The TZP-susceptible isolate 190693 transformed with pHSG396:IS26 was grown in the presence of TZP and CHL as previously stated. Following selection, the culture was serially diluted 1/10 in PBS down to 10⁻⁷ dilution and 50 µl of each dilution was plated out on to LB agar supplemented with 35 µg/ml CHL and 16/4 µg/ml TZP. Five single colonies were selected and subcultured into 10 ml LB plus 35 µg/ml CHL and 16/4 µg/ml TZP for 18 h at 37 °C and 200 rpm and the plasmid extracted following the protocol in Supplementary Methods 1. The purified plasmids were transformed into NEB® 5-alpha competent E. coli (NEB, US) following the protocol in Supplementary Methods 1 and plated out on to LB agar supplemented with 35 µg/ml CHL and 16/4 µg/ml TZP and incubated at 37 °C for 18 h. A single colony from each transformation was subcultured into 10 ml LB supplemented with 35 µg/ml CHL and 16/4 µg/ml TZP and incubated at 37 °C, 200 rpm for 18 h and the plasmid extracted following the protocol in Supplementary Methods 1. The initial pHSG396:IS26 plasmid extract and pHSG396: IS26 plasmid selected in TZP and extracted from NEB® 5-alpha E. coli were digested with XhoI (NEB, US) and EcoRI for 1 h at 37 °C, followed by a 20 min incubation at 65 °C and run on a 1% agarose gel. A single DNA extract of pHSG396:IS26 selected in TZP was sequenced on a MinION, adapters removed, and sequencing reads filtered as stated above, except using a quality score of 50. Long-read sequencing reads of the captured TU in pHSG396:IS26 were mapped to three predicted plasmid structures, pHSG396:IS26, pHSG396:IS26 plus TU and tandem pHSG396:IS26 plus TU and used to build a consensus sequence using the method described above.

Comparative fitness

The relative fitness of 169757 (TZP-resistant) and 190693 (TZP-susceptible) grown in the presence of 8/4 µg/ml TZP, compared to 190693 and 190693 grown in the absence of TZP, respectively, were assessed comparatively in LB, ISO and M9. Each culture was diluted to an OD₆₀₀ of 0.1 in the respective media, then further diluted 1/1000 in the same media and 150 µl of each diluted culture added to a flat bottom, 96-well microtitre plate in duplicate as well as 150 µl of the media as a negative control. The 96-well plate was incubated at 37 °C and the OD₆₀₀ of each well was measured with 100 flashes every 10 min over 24 h, with orbital shaking at 200 rpm between readings, using a Clariostar Plus microplate reader (BMG Labtech, Germany).

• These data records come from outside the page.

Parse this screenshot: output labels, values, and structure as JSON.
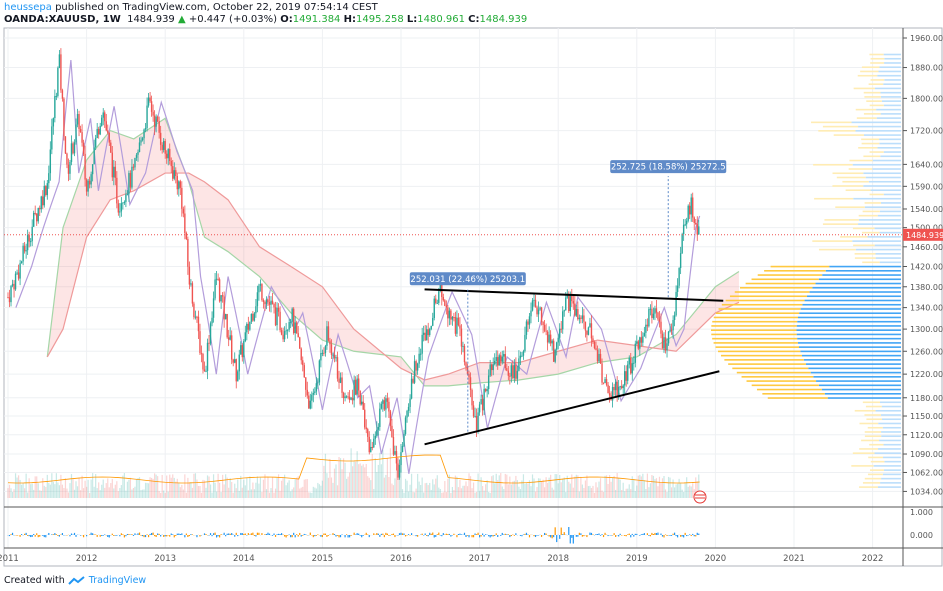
{
  "header": {
    "author": "heussepa",
    "published": "published on TradingView.com, October 22, 2019 07:54:14 CEST",
    "symbol": "OANDA:XAUUSD, 1W",
    "last": "1484.939",
    "change": "+0.447 (+0.03%)",
    "o_label": "O:",
    "o": "1491.384",
    "h_label": "H:",
    "h": "1495.258",
    "l_label": "L:",
    "l": "1480.961",
    "c_label": "C:",
    "c": "1484.939"
  },
  "footer": {
    "created_with": "Created with",
    "brand": "TradingView"
  },
  "colors": {
    "up": "#26a69a",
    "down": "#ef5350",
    "accent": "#2196f3",
    "price_label": "#ef5350"
  },
  "chart_data": {
    "type": "candlestick",
    "title": "OANDA:XAUUSD, 1W",
    "price_axis": {
      "scale": "log",
      "ticks": [
        "1960.000",
        "1880.000",
        "1800.000",
        "1720.000",
        "1640.000",
        "1590.000",
        "1540.000",
        "1500.000",
        "1460.000",
        "1420.000",
        "1380.000",
        "1340.000",
        "1300.000",
        "1260.000",
        "1220.000",
        "1180.000",
        "1150.000",
        "1120.000",
        "1090.000",
        "1062.000",
        "1034.000"
      ],
      "current": "1484.939"
    },
    "time_axis": {
      "ticks": [
        "2011",
        "2012",
        "2013",
        "2014",
        "2015",
        "2016",
        "2017",
        "2018",
        "2019",
        "2020",
        "2021",
        "2022"
      ]
    },
    "oscillator_axis": {
      "ticks": [
        "1.000",
        "0.000"
      ]
    },
    "price_path": [
      [
        2011.0,
        1360
      ],
      [
        2011.15,
        1420
      ],
      [
        2011.3,
        1500
      ],
      [
        2011.5,
        1600
      ],
      [
        2011.65,
        1900
      ],
      [
        2011.75,
        1620
      ],
      [
        2011.9,
        1750
      ],
      [
        2012.0,
        1580
      ],
      [
        2012.2,
        1780
      ],
      [
        2012.4,
        1550
      ],
      [
        2012.6,
        1620
      ],
      [
        2012.8,
        1790
      ],
      [
        2013.0,
        1670
      ],
      [
        2013.2,
        1580
      ],
      [
        2013.3,
        1400
      ],
      [
        2013.5,
        1220
      ],
      [
        2013.65,
        1400
      ],
      [
        2013.9,
        1220
      ],
      [
        2014.2,
        1380
      ],
      [
        2014.5,
        1300
      ],
      [
        2014.6,
        1330
      ],
      [
        2014.85,
        1160
      ],
      [
        2015.05,
        1290
      ],
      [
        2015.3,
        1180
      ],
      [
        2015.45,
        1200
      ],
      [
        2015.6,
        1090
      ],
      [
        2015.8,
        1180
      ],
      [
        2015.95,
        1060
      ],
      [
        2016.2,
        1250
      ],
      [
        2016.5,
        1370
      ],
      [
        2016.75,
        1290
      ],
      [
        2016.95,
        1130
      ],
      [
        2017.2,
        1250
      ],
      [
        2017.45,
        1220
      ],
      [
        2017.7,
        1350
      ],
      [
        2017.95,
        1250
      ],
      [
        2018.1,
        1360
      ],
      [
        2018.4,
        1300
      ],
      [
        2018.6,
        1200
      ],
      [
        2018.65,
        1175
      ],
      [
        2018.9,
        1230
      ],
      [
        2019.2,
        1340
      ],
      [
        2019.35,
        1270
      ],
      [
        2019.45,
        1300
      ],
      [
        2019.6,
        1500
      ],
      [
        2019.7,
        1550
      ],
      [
        2019.8,
        1485
      ]
    ],
    "annotations": [
      {
        "text": "252.031 (22.46%) 25203.1",
        "from": [
          2016.85,
          1125
        ],
        "to": [
          2016.85,
          1377
        ]
      },
      {
        "text": "252.725 (18.58%) 25272.5",
        "from": [
          2019.4,
          1360
        ],
        "to": [
          2019.4,
          1613
        ]
      }
    ],
    "trendlines": [
      [
        [
          2016.3,
          1375
        ],
        [
          2020.1,
          1353
        ]
      ],
      [
        [
          2016.3,
          1105
        ],
        [
          2020.05,
          1225
        ]
      ]
    ]
  }
}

The relative fitness compared to either 190693 or 190693 grown in the absence of TZP between absorbance values 0.02 and 0.08 and a minimum R value of 0.9905 was estimated using BAT version 2.1⁵⁹. Comparative fitness was performed in triplicate with independent bacterial cultures, with two technical replicates for each replicate.

Statistical analysis

Statistical analysis of comparison for the qPCR assay of the antibiotic resistance genes was performed using the two-way ANOVA with Uncorrected Fisher LSD test. Statistical analysis of the nitrocefin assay was performed using the two-way ANOVA test. Statistical analysis of relative fitness of 169757 and 190693 grown in the presence of TZP was performed using ordinary one-way ANOVA with Uncorrected Fisher LSD test. All statistical tests were performed using GraphPad Prism version 8.2.1. Means and standard error of the mean of all data presented in this study are available in Supplementary Table 3.

Reporting summary

Further information on research design is available in the Nature Research Reporting Summary linked to this article.